Sunday, January 24, 2016

Trump On Defensive Over Eminent Domain

by JASmius



And doesn't it make (heh) "eminently" perfect sense that he would defend eminent domain, which he has used for entirely and invariably selfish, corrupt personal gain repeatedly in the past, using Democrat "infrastructure spending" arguments:

Presidential candidate Donald Trump defended government's use of eminent domain on Sunday, saying it is needed for vital public projects.

"You know, if you didn't have eminent domain, you would haven't highways, you wouldn't have the Keystone pipeline, because they need it desperately if it's going to get built," Trump said on Meet the Press.

"You wouldn't have roads, you wouldn't have schools, hospitals," Trump said. "I mean, I don't love eminent domain, but you need eminent domain or you don't have a country."

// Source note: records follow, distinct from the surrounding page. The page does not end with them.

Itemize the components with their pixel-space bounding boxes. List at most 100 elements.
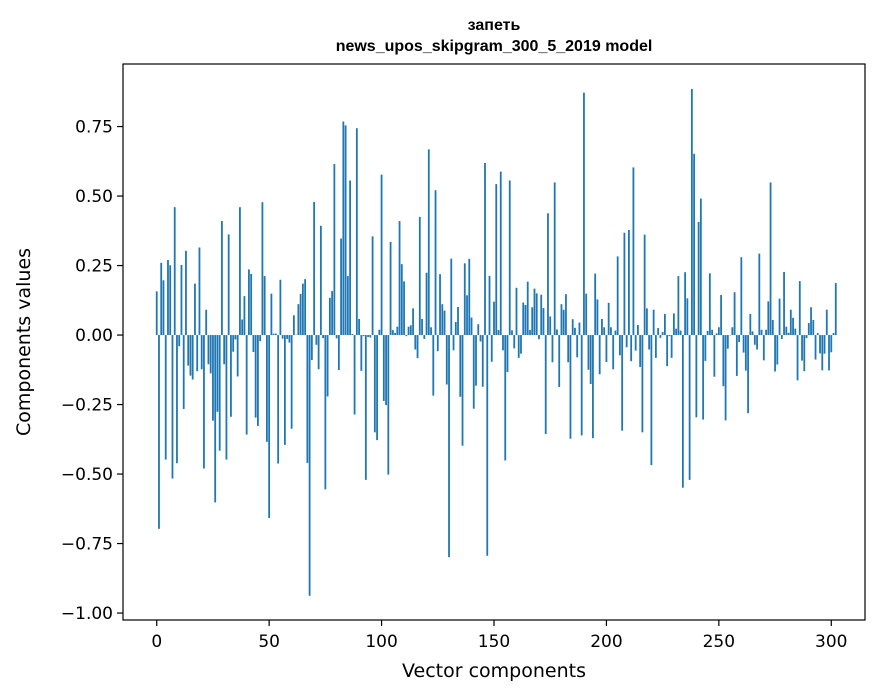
- bar: [778, 298, 781, 336]
- x-axis-label: Vector components: [402, 660, 586, 682]
- bar: [816, 333, 819, 336]
- bar: [598, 335, 601, 375]
- bar: [749, 313, 752, 336]
- bar: [686, 298, 689, 336]
- bar: [744, 335, 747, 371]
- bar: [461, 335, 464, 446]
- bar: [376, 335, 378, 441]
- bar: [549, 316, 552, 336]
- y-axis-ticks: 0.75 0.50 0.25 0.00 −0.25 −0.50 −0.75 −1.00: [61, 118, 123, 624]
- x-axis-ticks: 0 50 100 150 200 250 300: [151, 620, 847, 652]
- bar: [169, 265, 172, 336]
- bar: [708, 273, 711, 336]
- bar: [162, 280, 165, 336]
- bar: [463, 263, 466, 336]
- bar: [672, 313, 675, 336]
- bar: [801, 335, 803, 361]
- bar: [535, 293, 538, 336]
- bar: [371, 236, 374, 336]
- bar: [351, 333, 354, 336]
- bar: [283, 335, 286, 445]
- x-tick-label: 100: [365, 632, 397, 652]
- bar: [531, 307, 534, 336]
- bar: [583, 92, 585, 336]
- bar: [522, 302, 525, 336]
- bar: [614, 330, 617, 336]
- bar: [711, 329, 713, 336]
- bar: [663, 313, 666, 336]
- bar: [693, 153, 696, 336]
- bar: [639, 335, 642, 368]
- bar: [198, 247, 201, 336]
- bar: [239, 207, 241, 336]
- bar: [762, 335, 765, 361]
- bar: [628, 229, 630, 336]
- bar: [176, 335, 178, 464]
- bar: [257, 335, 259, 426]
- bar: [481, 335, 484, 387]
- bar: [412, 308, 414, 336]
- bar: [441, 304, 444, 336]
- bar: [632, 167, 635, 336]
- bar: [272, 333, 275, 336]
- bar: [785, 326, 788, 336]
- bar: [391, 330, 394, 336]
- bar: [304, 279, 307, 336]
- bar: [688, 335, 691, 480]
- bar: [418, 216, 421, 336]
- bar: [182, 335, 185, 409]
- bar: [457, 306, 459, 336]
- bar: [652, 309, 655, 336]
- bar: [677, 276, 680, 336]
- bar: [241, 319, 244, 336]
- bar: [529, 330, 531, 336]
- bar: [654, 335, 657, 358]
- bar: [553, 182, 556, 336]
- bar: [724, 335, 727, 421]
- bar: [430, 327, 432, 336]
- bar: [448, 335, 450, 558]
- bar: [567, 335, 570, 363]
- bar: [306, 335, 309, 463]
- bar: [319, 225, 322, 336]
- bar: [340, 238, 342, 336]
- bar: [432, 335, 435, 396]
- bar: [331, 291, 334, 336]
- bar: [180, 264, 183, 336]
- bar: [245, 335, 248, 435]
- bar: [286, 335, 289, 339]
- bar: [218, 335, 221, 451]
- bar: [601, 318, 603, 336]
- bar: [194, 283, 196, 336]
- bar: [434, 190, 437, 336]
- bar: [187, 335, 190, 366]
- bar: [493, 301, 495, 336]
- chart-title-word: запеть: [468, 17, 521, 34]
- bar: [643, 234, 646, 336]
- bar: [547, 213, 549, 336]
- bar: [373, 335, 376, 433]
- bar: [823, 335, 826, 354]
- bar: [524, 305, 527, 336]
- bar: [675, 328, 678, 336]
- bar: [164, 335, 167, 460]
- bar: [337, 335, 340, 371]
- bar: [774, 335, 776, 372]
- bar: [315, 335, 318, 345]
- bar: [828, 335, 830, 371]
- bar: [789, 309, 792, 336]
- bar: [299, 293, 302, 336]
- bar: [756, 335, 758, 350]
- bar: [540, 294, 543, 336]
- bar: [517, 335, 520, 358]
- bar: [646, 308, 648, 336]
- bar: [556, 329, 558, 336]
- bar: [484, 162, 486, 336]
- bar: [232, 335, 235, 352]
- bar: [681, 335, 684, 488]
- bar: [342, 121, 345, 336]
- bar: [223, 335, 226, 365]
- bar: [355, 128, 358, 336]
- bar: [288, 335, 291, 343]
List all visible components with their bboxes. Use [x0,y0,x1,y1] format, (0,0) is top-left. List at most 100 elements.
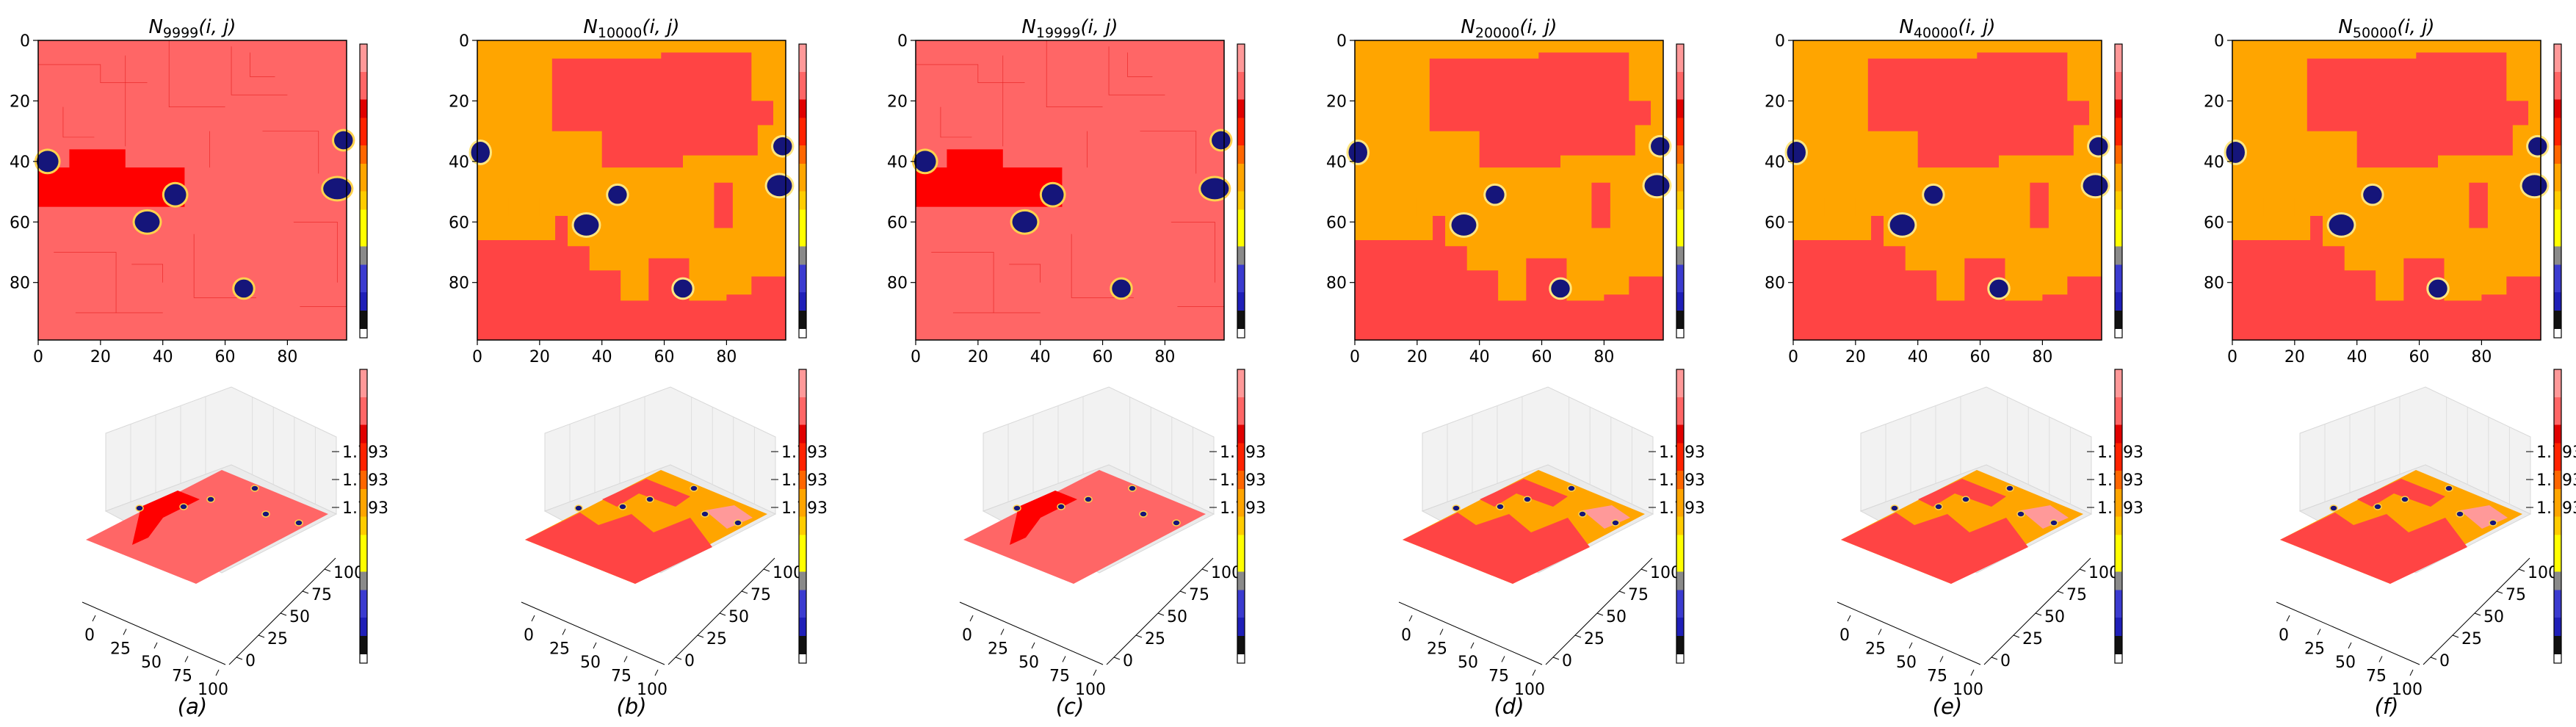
x-tick-label: 80 [2032,348,2052,366]
y-tick-label: 80 [1765,275,1785,293]
defect-spot [574,214,599,236]
red-domain-region [2232,216,2541,340]
defect-spot [2528,137,2547,156]
domain-wall-line [916,65,1024,83]
colorbar-segment [1237,443,1245,471]
surface-defect-spot [1084,496,1093,503]
y3d-tick-label: 50 [2483,608,2504,626]
surface-plane [86,470,328,584]
title-base: N [148,16,162,38]
colorbar-segment [799,424,806,444]
y-tick-label: 20 [1765,93,1785,111]
y3d-tick-label: 100 [773,564,803,582]
defect-spot [1651,137,1670,156]
title-subscript: 20000 [1475,25,1519,41]
colorbar-segment [1237,310,1245,329]
colorbar-segment [1676,654,1684,664]
colorbar-segment [2554,264,2561,292]
red-domain-region [1429,52,1651,168]
y-tick-label: 60 [10,214,30,232]
y-tick-label: 60 [449,214,469,232]
y-tick-label: 40 [887,153,908,172]
x3d-tick-mark [531,615,535,622]
domain-wall-line [1140,131,1195,174]
panel-label: (e) [1933,694,1962,719]
y-axis-3d [228,557,336,665]
x3d-tick-label: 50 [141,654,162,672]
surface-defect-spot [250,485,259,492]
domain-wall-line [262,131,318,174]
panel-label: (c) [1056,694,1085,719]
y3d-tick-mark [324,568,331,572]
x3d-tick-label: 75 [2366,668,2387,686]
colorbar-frame [1676,43,1685,339]
colorbar-segment [360,246,367,265]
colorbar-segment [799,397,806,425]
x3d-tick-mark [1501,656,1505,662]
colorbar-segment [799,117,806,145]
surface-defect-spot [618,503,627,510]
surface-defect-spot [2373,503,2382,510]
colorbar-segment [2115,44,2122,72]
y3d-tick-label: 0 [2439,652,2450,670]
colorbar-segment [2115,617,2122,636]
colorbar-segment [2554,470,2561,489]
y3d-tick-label: 100 [2088,564,2119,582]
x3d-tick-label: 100 [637,681,667,699]
surface-red-domain [602,479,690,507]
colorbar-segment [360,443,367,471]
colorbar-segment [1676,209,1684,247]
surface-defect-spot [1611,519,1620,527]
colorbar-segment [1676,99,1684,118]
colorbar-segment [1676,516,1684,535]
x-tick-label: 60 [1532,348,1552,366]
surface-3d-3: 1.7931.7931.79302550751000255075100 [1398,386,1705,699]
x-tick-label: 60 [654,348,675,366]
colorbar-segment [2115,488,2122,517]
y3d-tick-label: 25 [267,630,288,648]
heatmap-frame [2232,40,2541,341]
defect-spot [334,131,353,150]
x3d-tick-label: 100 [1953,681,1983,699]
colorbar-segment [360,264,367,292]
red-domain-region [1867,52,2090,168]
y-axis-3d [1983,557,2091,665]
defect-spot [1889,214,1915,236]
colorbar-segment [2115,209,2122,247]
x3d-tick-mark [623,656,628,662]
x-tick-label: 20 [1407,348,1428,366]
defect-spot [1644,175,1670,197]
heatmap-frame [1354,40,1664,341]
colorbar-segment [360,424,367,444]
x-tick-label: 0 [911,348,921,366]
colorbar-frame [1237,43,1245,339]
colorbar-segment [1676,369,1684,397]
x-tick-label: 0 [2227,348,2237,366]
colorbar-segment [1676,264,1684,292]
colorbar-segment [2115,535,2122,572]
colorbar-segment [2115,71,2122,100]
colorbar-segment [799,470,806,489]
x3d-tick-mark [1470,642,1475,649]
colorbar-segment [799,571,806,590]
defect-spot [234,279,253,298]
colorbar-segment [1676,117,1684,145]
x-axis-3d [521,601,665,665]
x-tick-label: 20 [2284,348,2305,366]
colorbar-segment [2554,191,2561,210]
x3d-tick-label: 100 [2392,681,2423,699]
domain-wall-line [38,65,147,83]
colorbar-segment [2115,571,2122,590]
y-tick-label: 80 [1326,275,1347,293]
defect-spot [1112,279,1131,298]
colorbar-segment [799,516,806,535]
x-tick-label: 40 [592,348,612,366]
x-axis-3d [1837,601,1981,665]
x3d-tick-label: 25 [110,640,131,659]
x3d-tick-mark [1532,669,1536,676]
surface-defect-spot [135,504,144,512]
surface-defect-spot [2489,519,2497,527]
colorbar-segment [1237,264,1245,292]
orange-domain-region [1824,198,1856,217]
surface-defect-spot [645,496,654,503]
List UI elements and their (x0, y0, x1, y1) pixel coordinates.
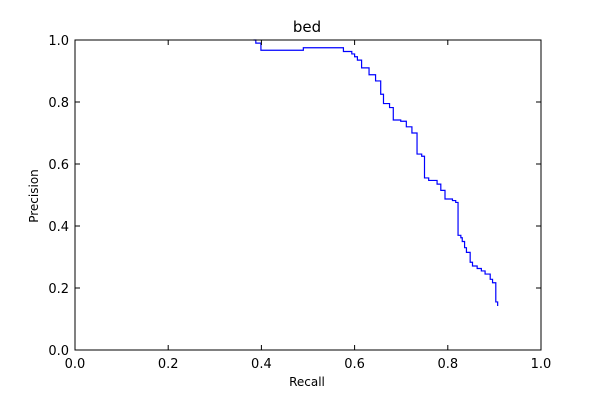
x-tick-label: 0.2 (158, 357, 179, 372)
y-tick-label: 0.6 (48, 158, 69, 173)
x-tick-label: 0.0 (65, 357, 86, 372)
chart-title: bed (293, 18, 321, 36)
plot-frame (74, 39, 542, 351)
x-axis-label: Recall (289, 375, 325, 389)
series-line-0 (253, 39, 499, 306)
y-tick-label: 0.2 (48, 282, 69, 297)
y-axis-label: Precision (27, 169, 41, 223)
y-tick-label: 0.8 (48, 96, 69, 111)
plot-area (74, 39, 542, 351)
axis-ticks: 0.0 0.2 0.4 0.6 0.8 1.0 0.0 0.2 0.4 0.6 0.8 1.0 (48, 34, 551, 372)
x-tick-label: 0.6 (344, 357, 365, 372)
y-tick-label: 0.4 (48, 220, 69, 235)
x-tick-label: 1.0 (531, 357, 552, 372)
x-tick-label: 0.8 (437, 357, 458, 372)
x-tick-label: 0.4 (251, 357, 272, 372)
y-tick-label: 1.0 (48, 34, 69, 49)
y-tick-label: 0.0 (48, 344, 69, 359)
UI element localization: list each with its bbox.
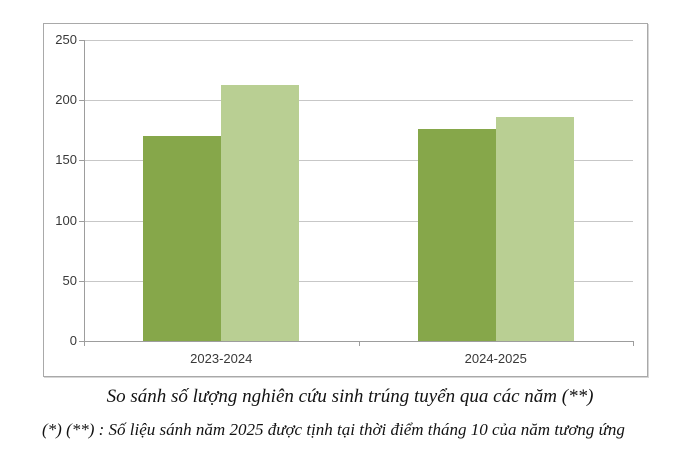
chart-caption: So sánh số lượng nghiên cứu sinh trúng t… <box>106 386 594 407</box>
chart-frame <box>43 23 648 377</box>
chart-footnote: (*) (**) : Số liệu sánh năm 2025 được tị… <box>42 420 625 439</box>
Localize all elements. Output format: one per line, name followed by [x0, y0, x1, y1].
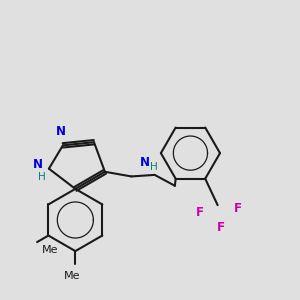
Text: F: F: [234, 202, 242, 215]
Text: F: F: [196, 206, 204, 219]
Text: H: H: [150, 162, 158, 172]
Text: Me: Me: [64, 271, 80, 281]
Text: N: N: [33, 158, 43, 171]
Text: H: H: [38, 172, 46, 182]
Text: N: N: [56, 125, 66, 139]
Text: Me: Me: [42, 244, 58, 255]
Text: F: F: [217, 221, 225, 234]
Text: N: N: [140, 156, 150, 169]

Mule fritters.  First, he does so love eminent domain; his business ventures are extensively dependent on it.  Second, he's creating a grotesque exaggeration at best, and a blatant fallacy at worst.  We would and can have hospitals and highways and pipelines and bridges and other infrastructure projects without eminent domain.  It might, though, be helpful to properly define what eminent domain really is: government-sanctioned theft of private property, either direct nationalization or forcible transference from one private party to another, which is what the Kelo v. New London decision that he also loves so much purportedly legalized.

Let us revisit the Takings Clause of Amendment V, shall we?:

....nor shall private property be taken for public use without just compensation.

The original intent of this clause made the determiner of what constitutes "just compensation" the owner of the private property, not the government or the other private party on whose behalf the government attempts to seize the property in question.  To borrow Trump's Kelo-defending example, "Let's say a person has a house or a person has a backyard and they're going to build a factory that's going to employ five thousand people....and....if you don't get that property, they're going to go to another city, and they're going to spend millions of dollars and they're going to build a factory there, they're going to employ five thousand people — but not in your city."  Well, guess what?  None of that matters per the Takings Clause.  Amendment V declares "the public good" irrelevant.  All that matters is whether or not the owner of the house or backyard is willing to sell their property and, if they are, whether or not the government is willing to pay what they consider to be "just compensation".  If they are, then the transaction can go forward; if they're not, too bad, tough shinola, and better luck in the next city.  Period.  The government, in short, has no legal authority to seize that property anyway.

But as has become the despotic hallmark of our age, they do have the power, because they have given it to themselves, regardless of what the Constitution says.

This is what Donald Trump is defending.  He is quite literally a robber baron.  Which will only start mattering to Trumplicans when he comes after their property, their homes, their backyards.

And, as has also become the depressing hallmark of our age, by that time it will be far, far too late.

Think of it this way: Individual rights were the bulwark against tyranny; collectivist concepts like "the public good" and "the will of the people" are the justifications for it.  And guess on which side of that canyonesque divide The Donald resides?